The Centers for Disease Control and Prevention has found no unexpected pattern of adverse reactions to coronavirus booster vaccine shots in data gleaned from users of v-safe, its mobile vaccine event-reporting application.
Users registered with the v-safe app receive surveys after vaccination and may report their experiences. The current data represent more than 22,000 app users reporting between Aug. 12 and Sept. 19 — after the CDC had authorized an additional dose of Pfizer’s vaccine for persons with immunocompromising conditions. About 60% of respondents were between ages of 50 and 74.
People who received an initial series of shots from different manufacturers or a second dose of a Johnson & Johnson single-dose vaccine were excluded from the analysis.
Most users reported local and systemic reactions similar to those experienced after their initial vaccinations, according to David K. Shay, M.D., and colleagues from the CDC’s COVID-19 Response Team.

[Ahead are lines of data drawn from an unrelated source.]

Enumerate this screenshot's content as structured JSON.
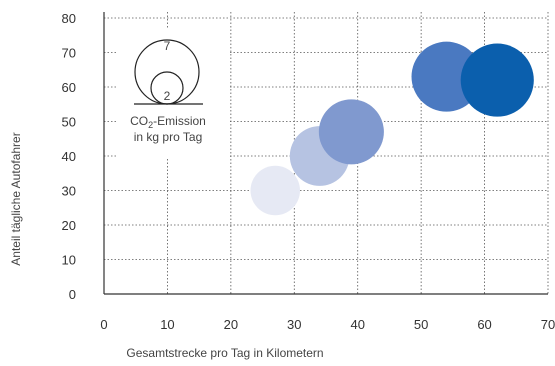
{
  "chart_data": {
    "type": "bubble",
    "xlabel": "Gesamtstrecke pro Tag in Kilometern",
    "ylabel": "Anteil tägliche Autofahrer",
    "xlim": [
      0,
      70
    ],
    "ylim": [
      0,
      80
    ],
    "xticks": [
      "0",
      "10",
      "20",
      "30",
      "40",
      "50",
      "60",
      "70"
    ],
    "yticks": [
      "0",
      "10",
      "20",
      "30",
      "40",
      "50",
      "60",
      "70",
      "80"
    ],
    "grid": true,
    "points": [
      {
        "x": 27,
        "y": 30,
        "size": 2.2,
        "color": "#e6e9f4"
      },
      {
        "x": 34,
        "y": 40,
        "size": 3.2,
        "color": "#b6c3e2"
      },
      {
        "x": 39,
        "y": 47,
        "size": 3.8,
        "color": "#8099cf"
      },
      {
        "x": 54,
        "y": 63,
        "size": 4.4,
        "color": "#4a79c1"
      },
      {
        "x": 62,
        "y": 62,
        "size": 4.8,
        "color": "#0b5fad"
      }
    ],
    "legend": {
      "position": "top-left",
      "large_label": "7",
      "small_label": "2",
      "caption_line1_pre": "CO",
      "caption_line1_sub": "2",
      "caption_line1_post": "-Emission",
      "caption_line2": "in kg pro Tag"
    }
  }
}
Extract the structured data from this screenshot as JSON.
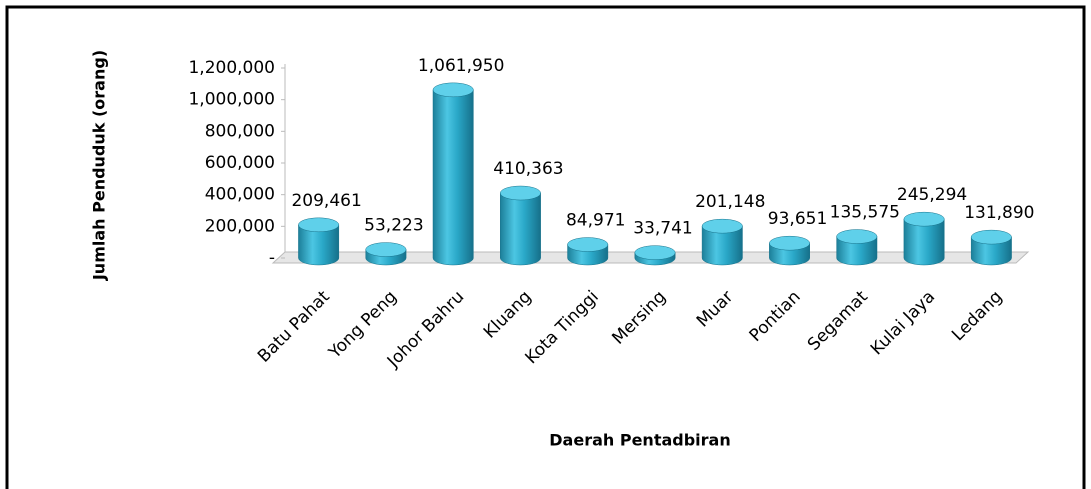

The reactions were “mild to moderate, transient, and most frequently reported the day after vaccination,” although some responses occurred within the week following the shot, the investigators wrote in an analysis posted Tuesday in the CDC’s Morbidity and Mortality Weekly Report.
The most frequently reported experience has been injection site pain (71%), fatigue (56%) and headache (43%), they noted. About 32% reported that vaccine reactions had affected their health, and 28% said that they were unable to perform normal daily activities — usually on the day after vaccination.
About 2% of respondents said that they had sought medical care , and 13 respondents (0.1%) were hospitalized. The v-safe survey does not collect reasons for receiving medical care or hospitalization. But registrants who report seeking medical attention are contacted by staff at the national Vaccine Adverse Event Reporting System, and encouraged to complete a VAERS report.
Full findings are available on the CDC’s website.